The results of the present work also show that the adsorption mechanism was the same for both vermiculite and bentonite. The adsorption mechanism for both, according to the results, is the same.

Abate and Masini (2000) concluded that modified vermiculite can remove more than 60% of propazine and Boyd et al. (1998) observed that bentonite removed more than 40% of phenol from the aqueous solution. In both cases, propazine and phenol are very soluble in water. Here, we found that the hydrophobically vermiculite can remove more than 45% of phenol dissolved in water, the modified bentonite showed a similar behavior, approximately 39%. The system composed by natural vermiculite and natural bentonite showed percentages much lower, 5%, for both systems. It is important to known that the pH of the final solutions containing phenol and adsorbent were in the range of 6.8 thru 7.5, thus below the pK a of phenol (known to be 9.92). This means that, in the equilibrium, the protonated species are predominant and no phenoxi ion is present. The phenoxi ion might interact with natural clay, therefore the amount would be more. Such behavior was already observed for the adsorption of antibiotics by natural montmorilonitte (Polubelova et al. 2008).

The results presented in this work in addition to the lack of studies on vermiculite as phenol adsorbent lead us to infer that there is no significant difference in the amount of phenol adsorbed. Our early expectations, however, were that there would be many more hydrophobic sites for organovermiculite and consequently more phenol should have been removed.

The results of the sorption of phenol onto organically clays are summarized in Table 4 through the values sorption distribution coefficients, K d, and their counterpart after normalization to the organic carbon (OC).

Table 4 Coefficients of distribution and organic carbon

It is shown that the values of K d for both organo clays are in the same order of magnitude as those values of K f estimated for the Freulinch model. This statement can only be true because the parameter n of the Freulinch model was found to be close to one, i.e., they show the same order of affinity. Furthermore, the organic carbon contents in both organoclays, expressed as K OC, reveal that affinity is not significantly different for both forms of organically modified minerals.

4 Conclusions

In this work we investigated the possibility of removing phenol from aqueous solution by modifying clays with hexadecyltrimethylammonium (HDTMA) in the interlayer of clays. Experiments were carried out with modified vermiculite and bentonite under different equilibrium concentrations of phenol.

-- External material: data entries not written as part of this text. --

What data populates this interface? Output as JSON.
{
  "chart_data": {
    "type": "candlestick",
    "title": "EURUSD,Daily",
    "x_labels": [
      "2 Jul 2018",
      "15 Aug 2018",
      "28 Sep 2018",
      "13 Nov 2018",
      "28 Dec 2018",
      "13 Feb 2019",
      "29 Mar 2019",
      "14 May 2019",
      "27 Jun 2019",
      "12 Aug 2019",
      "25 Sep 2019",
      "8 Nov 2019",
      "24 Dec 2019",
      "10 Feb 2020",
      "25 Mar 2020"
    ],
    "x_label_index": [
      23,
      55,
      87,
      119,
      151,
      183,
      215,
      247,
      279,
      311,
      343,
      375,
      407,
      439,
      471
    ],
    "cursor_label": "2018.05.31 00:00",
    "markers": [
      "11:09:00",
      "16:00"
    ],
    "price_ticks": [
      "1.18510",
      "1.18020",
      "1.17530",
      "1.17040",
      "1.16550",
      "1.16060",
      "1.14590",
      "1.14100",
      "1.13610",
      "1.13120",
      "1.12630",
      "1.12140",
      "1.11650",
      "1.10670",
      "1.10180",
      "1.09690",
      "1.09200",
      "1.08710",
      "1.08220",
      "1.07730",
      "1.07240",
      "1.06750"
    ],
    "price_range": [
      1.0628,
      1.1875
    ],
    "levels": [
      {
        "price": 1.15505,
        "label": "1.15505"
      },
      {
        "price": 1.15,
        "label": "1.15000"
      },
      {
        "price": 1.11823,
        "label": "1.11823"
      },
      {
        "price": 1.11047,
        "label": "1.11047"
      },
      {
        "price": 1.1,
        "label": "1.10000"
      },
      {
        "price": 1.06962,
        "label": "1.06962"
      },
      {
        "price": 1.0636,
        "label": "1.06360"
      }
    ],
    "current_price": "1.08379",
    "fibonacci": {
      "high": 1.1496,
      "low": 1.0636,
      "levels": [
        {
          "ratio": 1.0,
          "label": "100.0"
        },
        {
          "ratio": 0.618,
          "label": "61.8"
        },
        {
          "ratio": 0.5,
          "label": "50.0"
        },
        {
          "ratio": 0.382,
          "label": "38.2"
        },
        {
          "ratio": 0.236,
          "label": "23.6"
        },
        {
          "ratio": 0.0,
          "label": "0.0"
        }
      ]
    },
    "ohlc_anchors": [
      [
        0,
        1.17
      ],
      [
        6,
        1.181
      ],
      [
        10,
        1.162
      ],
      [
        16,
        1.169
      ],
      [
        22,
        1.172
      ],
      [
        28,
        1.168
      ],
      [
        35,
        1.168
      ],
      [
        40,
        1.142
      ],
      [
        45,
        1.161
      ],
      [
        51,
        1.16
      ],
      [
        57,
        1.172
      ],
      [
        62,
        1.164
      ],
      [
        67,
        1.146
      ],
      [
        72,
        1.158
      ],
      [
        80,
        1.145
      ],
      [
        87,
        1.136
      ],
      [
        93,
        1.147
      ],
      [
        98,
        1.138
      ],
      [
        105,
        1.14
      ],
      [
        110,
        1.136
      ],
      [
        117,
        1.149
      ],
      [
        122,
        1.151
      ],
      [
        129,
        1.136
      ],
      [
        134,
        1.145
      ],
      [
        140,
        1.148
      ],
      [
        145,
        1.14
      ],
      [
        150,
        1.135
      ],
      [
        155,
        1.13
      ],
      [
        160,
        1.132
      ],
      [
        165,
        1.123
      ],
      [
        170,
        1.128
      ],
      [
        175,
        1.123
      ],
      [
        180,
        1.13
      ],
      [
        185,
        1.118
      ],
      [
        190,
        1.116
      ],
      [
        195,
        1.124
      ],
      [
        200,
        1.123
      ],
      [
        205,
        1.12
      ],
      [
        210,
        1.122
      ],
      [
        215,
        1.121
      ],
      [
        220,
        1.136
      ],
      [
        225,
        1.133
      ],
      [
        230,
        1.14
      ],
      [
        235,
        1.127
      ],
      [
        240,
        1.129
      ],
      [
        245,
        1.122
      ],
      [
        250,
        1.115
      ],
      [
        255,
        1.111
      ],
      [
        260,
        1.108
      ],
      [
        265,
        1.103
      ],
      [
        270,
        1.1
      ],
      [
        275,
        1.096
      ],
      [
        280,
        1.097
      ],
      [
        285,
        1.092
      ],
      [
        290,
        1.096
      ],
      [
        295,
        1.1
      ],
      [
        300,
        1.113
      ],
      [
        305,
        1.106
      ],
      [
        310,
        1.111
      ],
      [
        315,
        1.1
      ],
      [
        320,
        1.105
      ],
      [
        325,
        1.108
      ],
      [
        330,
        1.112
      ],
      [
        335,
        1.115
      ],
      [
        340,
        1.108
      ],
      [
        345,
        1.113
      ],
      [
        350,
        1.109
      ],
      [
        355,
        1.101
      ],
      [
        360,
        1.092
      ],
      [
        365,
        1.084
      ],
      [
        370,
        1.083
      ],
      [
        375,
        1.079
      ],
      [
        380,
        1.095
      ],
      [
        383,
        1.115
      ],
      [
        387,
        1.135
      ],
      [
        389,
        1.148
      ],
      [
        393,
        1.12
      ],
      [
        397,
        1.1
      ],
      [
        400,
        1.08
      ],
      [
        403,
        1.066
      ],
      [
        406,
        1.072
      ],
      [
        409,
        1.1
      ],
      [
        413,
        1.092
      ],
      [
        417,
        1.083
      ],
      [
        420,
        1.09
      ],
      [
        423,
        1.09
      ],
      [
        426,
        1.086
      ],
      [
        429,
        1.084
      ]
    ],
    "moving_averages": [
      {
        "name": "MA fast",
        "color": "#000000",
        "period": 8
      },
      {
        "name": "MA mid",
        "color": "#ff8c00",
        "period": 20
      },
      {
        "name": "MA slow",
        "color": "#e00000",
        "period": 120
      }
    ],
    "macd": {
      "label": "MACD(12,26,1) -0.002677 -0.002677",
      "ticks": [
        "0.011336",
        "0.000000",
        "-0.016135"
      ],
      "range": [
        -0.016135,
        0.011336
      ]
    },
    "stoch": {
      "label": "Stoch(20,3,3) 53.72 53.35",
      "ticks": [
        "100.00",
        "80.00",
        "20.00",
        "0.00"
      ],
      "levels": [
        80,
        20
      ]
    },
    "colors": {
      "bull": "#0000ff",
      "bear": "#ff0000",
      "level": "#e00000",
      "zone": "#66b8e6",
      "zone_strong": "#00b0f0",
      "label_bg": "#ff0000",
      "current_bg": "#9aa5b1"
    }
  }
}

Firstly we observed that HDTMA is completely adsorbed by vermiculite as well as bentonite. The lab results also showed that the proposed modification significantly enhanced the sorption capacity of these minerals for phenols in aqueous solution.

We also found that the partition model was suitable to represent the sorption isotherms of phenol for modified vermiculite and bentonite.

Based on theoretical assumptions we believe that the performance of modified clays can be further extended to some other hydrophobic compounds.

In conclusion, vermiculite has great potential for removing others hydrophobic contaminants from water and, moreover, the expected efficiency can be a little higher than HDTMA-BT suggesting that non-specific interaction occurs between organoclays and phenol, indicating that the chain interactions are strong enough to keep HDTMA in the adsorbed layer. The vermiculite could be very useful for removing others hydrophobic contaminants from water and the efficiency is a little higher than HDTMA-BT.